In 2012, The Southwest/Niger Delta Forest Project surveyed
nine forest reserves to assess populations of the Nigeria-Cameroon chimpanzee
(Pan troglodytes ellioti), a chimpanzee subspecies that is considered the most
threatened of the four subspecies and is listed as Endangered by the IUCN Red
List. During the survey, researchers had a first hand look at the effects of
the marijuana boom. Half of the deforestation occurring in these reserves from
2010 to 2012 appeared to be the result of cannabis cultivation.
Concealed within the forest, marijuana growers clear-cut and
often burn large patches of land to plant their crop. Because the plants need a
full twelve hours of sunlight, the canopy and any competing plants must be
removed completely. Habitat is immediately lost and the surrounding forest is
weakened by edge-effects and increased foraging pressures from displaced
wildlife. Additionally, crops often receive treatments of chemical fertilizers,
herbicide, and pesticides, which can have deleterious effects on the
surrounding ecosystem.
"Demand for the marijuana product is soaring,"

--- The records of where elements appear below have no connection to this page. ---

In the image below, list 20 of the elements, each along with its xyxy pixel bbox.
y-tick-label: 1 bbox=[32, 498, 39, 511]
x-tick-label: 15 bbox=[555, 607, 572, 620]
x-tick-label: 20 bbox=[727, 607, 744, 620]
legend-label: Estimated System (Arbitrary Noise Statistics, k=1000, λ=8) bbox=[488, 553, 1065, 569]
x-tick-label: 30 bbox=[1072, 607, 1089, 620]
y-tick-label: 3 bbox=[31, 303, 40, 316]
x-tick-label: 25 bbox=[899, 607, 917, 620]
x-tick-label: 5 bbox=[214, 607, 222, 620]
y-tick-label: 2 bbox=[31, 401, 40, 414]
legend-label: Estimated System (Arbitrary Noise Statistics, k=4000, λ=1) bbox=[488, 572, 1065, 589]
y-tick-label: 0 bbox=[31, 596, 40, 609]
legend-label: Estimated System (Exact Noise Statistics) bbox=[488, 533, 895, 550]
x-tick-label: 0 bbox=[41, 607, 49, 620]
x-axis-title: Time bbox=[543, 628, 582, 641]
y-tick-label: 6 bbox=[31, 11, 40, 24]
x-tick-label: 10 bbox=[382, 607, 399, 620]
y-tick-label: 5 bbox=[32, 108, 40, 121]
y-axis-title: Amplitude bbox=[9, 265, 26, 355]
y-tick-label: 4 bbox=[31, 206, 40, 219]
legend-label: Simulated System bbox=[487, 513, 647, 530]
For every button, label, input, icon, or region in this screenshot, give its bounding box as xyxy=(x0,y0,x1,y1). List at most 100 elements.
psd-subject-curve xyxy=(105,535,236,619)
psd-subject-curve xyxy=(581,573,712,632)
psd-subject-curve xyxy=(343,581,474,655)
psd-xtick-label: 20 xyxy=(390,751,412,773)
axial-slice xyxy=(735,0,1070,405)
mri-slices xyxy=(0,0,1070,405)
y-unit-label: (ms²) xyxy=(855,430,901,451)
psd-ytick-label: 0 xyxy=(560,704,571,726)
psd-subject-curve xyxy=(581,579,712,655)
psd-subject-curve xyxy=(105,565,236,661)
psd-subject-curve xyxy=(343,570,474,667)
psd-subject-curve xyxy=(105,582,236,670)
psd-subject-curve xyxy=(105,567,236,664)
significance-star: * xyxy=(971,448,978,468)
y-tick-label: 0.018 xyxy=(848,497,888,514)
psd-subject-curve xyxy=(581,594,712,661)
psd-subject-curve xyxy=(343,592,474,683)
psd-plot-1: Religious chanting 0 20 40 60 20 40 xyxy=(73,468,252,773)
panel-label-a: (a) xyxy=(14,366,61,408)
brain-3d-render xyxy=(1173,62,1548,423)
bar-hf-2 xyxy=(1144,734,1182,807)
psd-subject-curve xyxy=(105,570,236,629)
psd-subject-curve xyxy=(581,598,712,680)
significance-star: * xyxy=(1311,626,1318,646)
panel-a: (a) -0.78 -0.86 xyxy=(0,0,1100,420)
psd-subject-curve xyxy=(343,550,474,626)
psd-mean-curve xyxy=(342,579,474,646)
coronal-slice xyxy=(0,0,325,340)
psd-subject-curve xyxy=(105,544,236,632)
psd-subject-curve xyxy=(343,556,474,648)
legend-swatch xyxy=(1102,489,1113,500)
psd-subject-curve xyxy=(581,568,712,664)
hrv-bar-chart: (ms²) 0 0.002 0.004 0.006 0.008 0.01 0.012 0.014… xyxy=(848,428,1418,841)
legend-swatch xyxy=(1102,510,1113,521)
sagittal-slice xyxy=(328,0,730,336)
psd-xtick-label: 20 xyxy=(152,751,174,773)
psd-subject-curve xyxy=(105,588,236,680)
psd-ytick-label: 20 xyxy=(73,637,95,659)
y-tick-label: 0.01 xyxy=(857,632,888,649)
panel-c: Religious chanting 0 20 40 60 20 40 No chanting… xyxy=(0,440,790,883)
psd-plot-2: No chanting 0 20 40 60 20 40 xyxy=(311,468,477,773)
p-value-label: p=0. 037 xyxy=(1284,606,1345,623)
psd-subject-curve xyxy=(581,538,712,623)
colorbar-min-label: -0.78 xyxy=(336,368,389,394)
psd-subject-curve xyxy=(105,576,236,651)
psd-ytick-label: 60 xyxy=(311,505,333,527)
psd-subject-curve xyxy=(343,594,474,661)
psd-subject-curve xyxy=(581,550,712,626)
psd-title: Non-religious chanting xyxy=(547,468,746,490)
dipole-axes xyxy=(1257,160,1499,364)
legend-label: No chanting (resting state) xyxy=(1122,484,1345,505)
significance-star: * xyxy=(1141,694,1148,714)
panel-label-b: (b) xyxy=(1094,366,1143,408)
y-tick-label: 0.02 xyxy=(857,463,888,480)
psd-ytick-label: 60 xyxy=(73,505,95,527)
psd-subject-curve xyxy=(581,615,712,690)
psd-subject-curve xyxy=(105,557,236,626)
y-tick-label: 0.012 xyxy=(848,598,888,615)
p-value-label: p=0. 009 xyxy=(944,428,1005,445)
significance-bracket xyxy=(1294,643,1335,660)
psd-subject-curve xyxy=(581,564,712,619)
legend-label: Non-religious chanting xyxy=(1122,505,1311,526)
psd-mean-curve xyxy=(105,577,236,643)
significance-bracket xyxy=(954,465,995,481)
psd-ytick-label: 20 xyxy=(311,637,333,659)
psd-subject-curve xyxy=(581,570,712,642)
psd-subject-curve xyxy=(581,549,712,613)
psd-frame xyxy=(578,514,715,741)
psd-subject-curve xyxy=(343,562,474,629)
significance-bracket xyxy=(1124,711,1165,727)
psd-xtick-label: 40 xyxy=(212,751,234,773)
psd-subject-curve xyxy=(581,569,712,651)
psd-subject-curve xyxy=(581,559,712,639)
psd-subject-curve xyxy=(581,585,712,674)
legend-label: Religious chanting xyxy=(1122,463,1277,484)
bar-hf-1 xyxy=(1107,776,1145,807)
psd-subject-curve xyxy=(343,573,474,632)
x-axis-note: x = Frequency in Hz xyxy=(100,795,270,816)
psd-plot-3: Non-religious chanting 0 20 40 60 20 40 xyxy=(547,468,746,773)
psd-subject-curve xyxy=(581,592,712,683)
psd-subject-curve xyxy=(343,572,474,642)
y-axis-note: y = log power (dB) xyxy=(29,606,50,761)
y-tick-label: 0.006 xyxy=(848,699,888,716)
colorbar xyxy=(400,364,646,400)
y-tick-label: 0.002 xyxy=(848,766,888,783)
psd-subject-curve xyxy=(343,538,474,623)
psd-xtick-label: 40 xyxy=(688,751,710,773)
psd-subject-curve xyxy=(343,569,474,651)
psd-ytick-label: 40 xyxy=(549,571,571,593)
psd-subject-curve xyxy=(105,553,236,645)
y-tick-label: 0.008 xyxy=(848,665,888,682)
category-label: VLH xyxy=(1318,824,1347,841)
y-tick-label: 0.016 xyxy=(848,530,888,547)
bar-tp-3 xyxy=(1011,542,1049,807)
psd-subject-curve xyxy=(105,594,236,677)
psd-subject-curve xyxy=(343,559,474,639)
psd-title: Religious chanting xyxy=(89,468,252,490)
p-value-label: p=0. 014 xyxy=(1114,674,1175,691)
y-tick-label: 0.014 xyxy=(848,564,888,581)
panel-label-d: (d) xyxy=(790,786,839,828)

Rachel Ikemeh Ashegbofe, Coordinator and Principal Investigator of the The
Southwest/Niger Delta Forest Project, told mongabay.com. "Profits from
marijuana crops can come in within 6 - 8 months of planting, fetching 2 - 3
times more money than could be gotten from cultivating other food crop ... In
an oil-dependent economy, teeming youth will be on the prowl for a means of
livelihood."
To address this threat, Ashegbofe calls for state
governments and land management departments to crack down on all forms of
illegal encroachment of forests by enforcing existing policies and removing
officials who are aiding or participating with marijuana growers.